La littérature algérienne de langue française, écrite dans la mouvance "algérianiste" par les intellectuels indigènes francisés, emprunte au niveau de la forme le même modèle générique que sa consoeur européenne, c'est-à-dire le roman à thèse, mais introduit aux niveaux thématique et idéologique un certain nombre de distorsions qui, replacées dans le cadre obligé de la soumission à l'idéologie dominante, donnent à cette production son ambiguïté spécifique.

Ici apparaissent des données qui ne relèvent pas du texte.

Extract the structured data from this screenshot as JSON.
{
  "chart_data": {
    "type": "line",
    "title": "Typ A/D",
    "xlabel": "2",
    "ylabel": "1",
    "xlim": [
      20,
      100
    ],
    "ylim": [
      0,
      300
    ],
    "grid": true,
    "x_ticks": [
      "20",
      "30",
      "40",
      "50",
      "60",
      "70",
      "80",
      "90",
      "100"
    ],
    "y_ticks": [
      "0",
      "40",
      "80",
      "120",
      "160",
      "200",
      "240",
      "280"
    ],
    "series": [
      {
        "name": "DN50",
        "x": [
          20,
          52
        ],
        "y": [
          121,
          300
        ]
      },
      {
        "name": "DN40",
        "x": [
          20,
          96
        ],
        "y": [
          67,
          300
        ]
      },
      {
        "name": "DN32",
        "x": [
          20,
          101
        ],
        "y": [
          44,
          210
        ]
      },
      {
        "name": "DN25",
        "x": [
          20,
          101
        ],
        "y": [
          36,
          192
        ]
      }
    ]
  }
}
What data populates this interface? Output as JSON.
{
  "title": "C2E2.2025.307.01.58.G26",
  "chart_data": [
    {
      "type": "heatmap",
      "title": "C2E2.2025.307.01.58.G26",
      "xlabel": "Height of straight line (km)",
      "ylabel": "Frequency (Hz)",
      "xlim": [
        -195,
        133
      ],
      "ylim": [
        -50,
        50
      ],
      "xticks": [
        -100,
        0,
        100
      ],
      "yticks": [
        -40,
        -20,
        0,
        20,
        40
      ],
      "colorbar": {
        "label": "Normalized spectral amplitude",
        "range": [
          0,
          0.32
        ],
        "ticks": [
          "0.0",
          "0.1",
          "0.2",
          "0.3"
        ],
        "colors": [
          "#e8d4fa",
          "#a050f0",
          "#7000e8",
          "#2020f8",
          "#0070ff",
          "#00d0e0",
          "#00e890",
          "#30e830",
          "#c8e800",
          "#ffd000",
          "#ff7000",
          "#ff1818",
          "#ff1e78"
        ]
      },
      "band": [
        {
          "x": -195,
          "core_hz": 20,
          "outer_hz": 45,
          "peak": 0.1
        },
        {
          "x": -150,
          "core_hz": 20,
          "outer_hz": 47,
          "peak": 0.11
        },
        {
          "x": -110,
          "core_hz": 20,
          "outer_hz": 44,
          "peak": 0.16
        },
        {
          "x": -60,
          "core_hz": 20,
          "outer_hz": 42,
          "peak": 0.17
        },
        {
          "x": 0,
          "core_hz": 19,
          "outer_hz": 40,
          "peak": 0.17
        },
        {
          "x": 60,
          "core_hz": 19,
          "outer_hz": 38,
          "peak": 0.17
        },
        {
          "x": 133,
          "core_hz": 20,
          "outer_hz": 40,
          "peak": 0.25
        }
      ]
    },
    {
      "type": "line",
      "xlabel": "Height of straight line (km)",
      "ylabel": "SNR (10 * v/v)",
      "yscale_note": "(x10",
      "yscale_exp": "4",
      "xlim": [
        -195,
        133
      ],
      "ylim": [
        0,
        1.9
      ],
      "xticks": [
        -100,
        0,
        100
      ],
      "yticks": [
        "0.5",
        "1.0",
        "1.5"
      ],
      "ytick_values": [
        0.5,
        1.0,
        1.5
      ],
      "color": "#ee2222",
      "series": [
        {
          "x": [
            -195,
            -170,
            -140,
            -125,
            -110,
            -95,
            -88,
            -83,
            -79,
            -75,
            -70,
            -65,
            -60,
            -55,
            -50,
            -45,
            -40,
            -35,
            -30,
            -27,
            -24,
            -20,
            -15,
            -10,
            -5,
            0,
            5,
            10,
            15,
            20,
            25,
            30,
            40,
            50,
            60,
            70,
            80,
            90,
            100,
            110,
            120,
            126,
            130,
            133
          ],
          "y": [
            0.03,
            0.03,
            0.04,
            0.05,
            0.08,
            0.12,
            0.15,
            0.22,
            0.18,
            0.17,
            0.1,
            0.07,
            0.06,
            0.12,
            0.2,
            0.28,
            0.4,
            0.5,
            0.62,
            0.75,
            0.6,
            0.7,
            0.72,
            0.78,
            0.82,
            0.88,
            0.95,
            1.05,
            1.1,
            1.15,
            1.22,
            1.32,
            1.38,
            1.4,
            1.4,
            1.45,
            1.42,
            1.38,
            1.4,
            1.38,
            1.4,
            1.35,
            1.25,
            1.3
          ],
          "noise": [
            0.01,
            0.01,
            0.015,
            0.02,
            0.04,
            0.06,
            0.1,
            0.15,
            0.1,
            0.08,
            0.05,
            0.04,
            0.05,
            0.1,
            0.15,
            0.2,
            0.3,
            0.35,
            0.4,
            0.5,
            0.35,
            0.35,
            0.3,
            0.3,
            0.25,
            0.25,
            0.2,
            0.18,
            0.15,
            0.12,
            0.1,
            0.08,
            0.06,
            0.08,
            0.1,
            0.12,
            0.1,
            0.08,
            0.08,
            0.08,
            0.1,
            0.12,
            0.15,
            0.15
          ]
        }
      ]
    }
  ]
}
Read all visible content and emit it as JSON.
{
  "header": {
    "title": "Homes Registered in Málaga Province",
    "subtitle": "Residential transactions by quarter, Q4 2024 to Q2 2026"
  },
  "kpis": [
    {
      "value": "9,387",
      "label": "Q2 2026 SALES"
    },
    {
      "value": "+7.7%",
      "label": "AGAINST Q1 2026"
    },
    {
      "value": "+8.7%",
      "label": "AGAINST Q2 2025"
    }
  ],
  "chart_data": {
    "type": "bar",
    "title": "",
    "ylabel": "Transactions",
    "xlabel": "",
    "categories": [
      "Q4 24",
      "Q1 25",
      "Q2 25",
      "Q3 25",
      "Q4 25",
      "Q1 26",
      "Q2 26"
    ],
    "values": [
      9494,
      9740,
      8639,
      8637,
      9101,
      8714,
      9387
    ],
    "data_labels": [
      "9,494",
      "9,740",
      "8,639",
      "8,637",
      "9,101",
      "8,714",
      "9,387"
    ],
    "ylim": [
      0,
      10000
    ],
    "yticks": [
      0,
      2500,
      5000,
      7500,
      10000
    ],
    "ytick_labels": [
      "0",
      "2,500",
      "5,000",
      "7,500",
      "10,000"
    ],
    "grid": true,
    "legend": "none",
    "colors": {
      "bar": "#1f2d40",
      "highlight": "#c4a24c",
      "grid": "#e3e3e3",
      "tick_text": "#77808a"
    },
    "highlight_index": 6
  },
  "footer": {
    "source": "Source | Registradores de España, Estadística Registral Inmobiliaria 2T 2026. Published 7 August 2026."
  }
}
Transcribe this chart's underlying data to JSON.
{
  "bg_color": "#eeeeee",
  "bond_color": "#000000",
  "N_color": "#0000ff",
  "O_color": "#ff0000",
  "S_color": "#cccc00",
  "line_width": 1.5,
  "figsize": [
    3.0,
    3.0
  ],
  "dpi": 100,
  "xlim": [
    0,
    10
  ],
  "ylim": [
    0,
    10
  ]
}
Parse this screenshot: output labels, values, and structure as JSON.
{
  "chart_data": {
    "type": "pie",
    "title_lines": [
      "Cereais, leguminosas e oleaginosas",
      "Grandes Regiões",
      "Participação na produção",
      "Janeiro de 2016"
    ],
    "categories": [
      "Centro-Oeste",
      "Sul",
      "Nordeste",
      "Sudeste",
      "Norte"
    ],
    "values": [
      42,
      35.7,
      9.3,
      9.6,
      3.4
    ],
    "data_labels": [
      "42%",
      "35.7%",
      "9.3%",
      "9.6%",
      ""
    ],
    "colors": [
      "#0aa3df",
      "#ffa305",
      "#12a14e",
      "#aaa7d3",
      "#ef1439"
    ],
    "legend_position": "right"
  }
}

Quant à la littérature algérienne de langue arabe classique, elle prend sa source prioritairement dans le Machrek arabe où les lettrés arabisés vont chercher leurs enseignements et leurs références éthiques et esthétiques. D'esprit fortement conservatrice en raison du statut religieux de la plupart de ses auteurs, elle se résume dans la poésie, genre éminent de la tradition médiévale arabe, et ne s'intéresse que superficiellement aux autres formes d'expression du domaine occidental, pourtant bien répandues déjà, dans l'espace culturel du Moyen-Orient.
C'est donc le fonctionnement de l'ensemble de cette littérature algérienne de l'entre-deux-guerres qui a fait l'objet de notre recherche.
Fortement idéologisée, cette production nous a fatalement amené à penser, de manière neuve, certaines notions récurrentes du corpus algérien telles que l'identité, la berbérité, l'arabisme ou la francophonie.